The colonies were enumerated and reported in log colony forming unit (CFU) ml−1. Each colony number was calculated as follows:

$$N=\frac{\sum C}{\left\{\left(1\times n1\right)+\,(0.1\times {{n}}2)\right\}\times d}$$
(2)

where N is the number of colonies, \(\sum C\) is the sum of all colonies on all plates, n1 and n2 are the numbers of plates calculated from the first and second diluted multiples, respectively, and d is the number of diluted multiples of plates calculated from the first diluted multiples. In principle, the colony number is calculated by selecting a plate with 15–300 colonies.

Reduction of ARGs

After UV/H2O2 treatment, 100 ml of WNS sample were passed through a 45-µm membrane filter (hydrophilic PTFE membrane filter, SciLab Korea Co., Ltd., Korea), and DNA was extracted using the DNeasy PowerSoil Pro Kit (Qiagen, Germany) according to the manufacturer’s manual. DNA concentration was immediately measured with a high-quality monochromator-based UV/VIS spectrophotometer (Thermo Scientific, USA), diluted to a 2 ng µl−1 concentration, and stored at −20 °C until analysis.

Target ARGs that are resistant to sulfonamide (sul1), tetracycline (tetG), streptomycin (aadA), and beta-lactam (blaTEM) antibiotics were selected as the genes to be used in this study. In addition, 16s rRNA and intI1 were respectively selected to estimate the total bacterial abundance and confirm the role of ARGs as genes directly involved in horizontal gene transfer (HGT)47.
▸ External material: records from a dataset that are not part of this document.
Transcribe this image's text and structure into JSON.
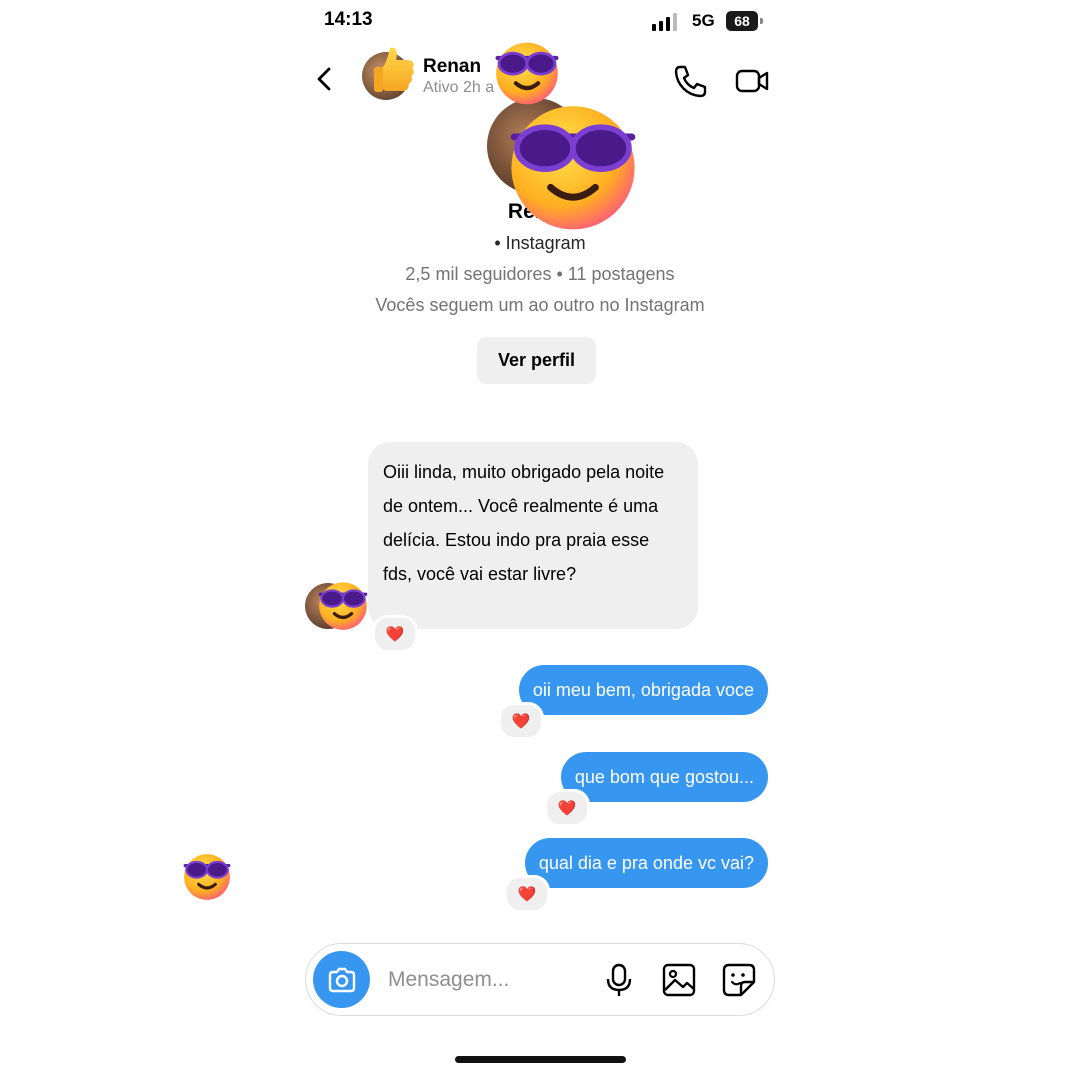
{
  "status_bar": {
    "time": "14:13",
    "network": "5G",
    "battery": "68"
  },
  "header": {
    "name": "Renan",
    "status": "Ativo 2h a"
  },
  "profile": {
    "name": "Renan",
    "platform": "• Instagram",
    "stats": "2,5 mil seguidores • 11 postagens",
    "follow_note": "Vocês seguem um ao outro no Instagram",
    "view_profile_label": "Ver perfil"
  },
  "messages": {
    "incoming": [
      {
        "text": "Oiii linda, muito obrigado pela noite de ontem... Você realmente é uma delícia. Estou indo pra praia esse fds, você vai estar livre?",
        "reaction": "❤️"
      }
    ],
    "outgoing": [
      {
        "text": "oii meu bem, obrigada voce",
        "reaction": "❤️"
      },
      {
        "text": "que bom que gostou...",
        "reaction": "❤️"
      },
      {
        "text": "qual dia e pra onde vc vai?",
        "reaction": "❤️"
      }
    ]
  },
  "composer": {
    "placeholder": "Mensagem..."
  },
  "icons": [
    "back-icon",
    "phone-icon",
    "video-icon",
    "camera-icon",
    "microphone-icon",
    "gallery-icon",
    "sticker-icon",
    "heart-icon",
    "sunglasses-emoji-sticker",
    "thumbs-up-emoji-sticker"
  ],
  "colors": {
    "accent": "#3797f0",
    "incoming_bubble": "#efefef",
    "sticker_yellow": "#ffc83d",
    "sticker_glasses": "#6b2fb3"
  }
}
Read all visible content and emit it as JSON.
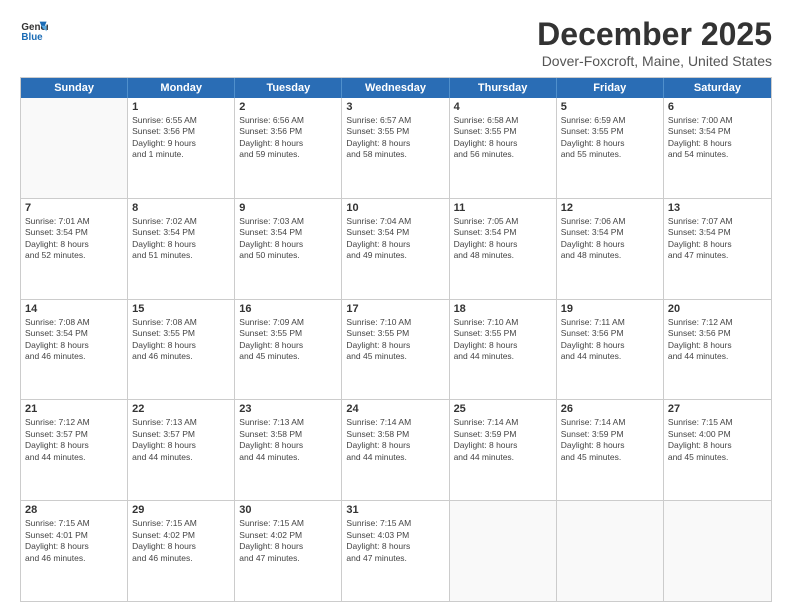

16S rRNA, intI1, and target genes were quantified by CFX ConnectTM Real-Time PCR (Bio-rad, USA). The 20 µl of PCR reaction mixtures consisted of 6.4 µl nuclease-free water (Qiagen, Germany), 10 µl SYBR green Realtime PCR Master Mix (Toyobo, Japan), 2 µl template DNA, and 1.6 µl primer. The amplification procedure consisted of an initial denaturation at 95 °C for 30 s and 40 cycles of 30 s at 95 °C (denaturation), 20 s at different temperatures for each primer (Supplementary Table 1) (annealing), and 15 s (most genes) or 30 s (aadA and blaTEM) at 72 °C (extension). To compare reduction efficiencies, relative gene expression levels were calculated using the Ct and 2−ΔΔCt methods48:

$$\Delta C{\rm{t}}=C{\rm{t}}\,\left({\rm{target}}\; {\rm{gene}}\right)-C{\rm{t}}\,\left({\rm{reference}}\; {\rm{gene}}\right)$$
(3)
$$\Delta \Delta C{\rm{t}}=\Delta C{\rm{t}}\,\left({\rm{target}}\; {\rm{sample}}\right)-\Delta C{\rm{t}}\,\left({\rm{reference}}\; {\rm{sample}}\right)$$
(4)

In Eqs. (3) and (4), Ct represents the threshold cycle for the fluorescence signal to reach a certain level, while ΔCt is the difference in Ct values between the target and reference genes, and ΔΔCt is the difference in ΔCt between the target and reference samples.

Phytotoxicity assessment

A seed germination test was conducted to investigate the phytotoxicity of WNS after different UV/H2O2 treatments. Lettuce (Lactuca sativa. L) seeds were sterilized using 70% ethanol and 2% sodium hypochlorite solution and washed with deionized water. Forty sterilized seeds were then placed on a Petri dish (90 × 20 mm; SPL 10091, Gyeonggi-do, Korea) layered with filter paper (90 mm; Whatman, Maidstone, UK). After injecting 4 ml of UV/H2O2-treated samples, Petri dishes were sealed and cultured with a 24-h photoperiod at 25 ± 1 °C for 8 days in the plant growth chamber (GC-300TLH; Jeio Tech, Daejeon, Korea). Seed germination was recorded at intervals of 24 h during incubation.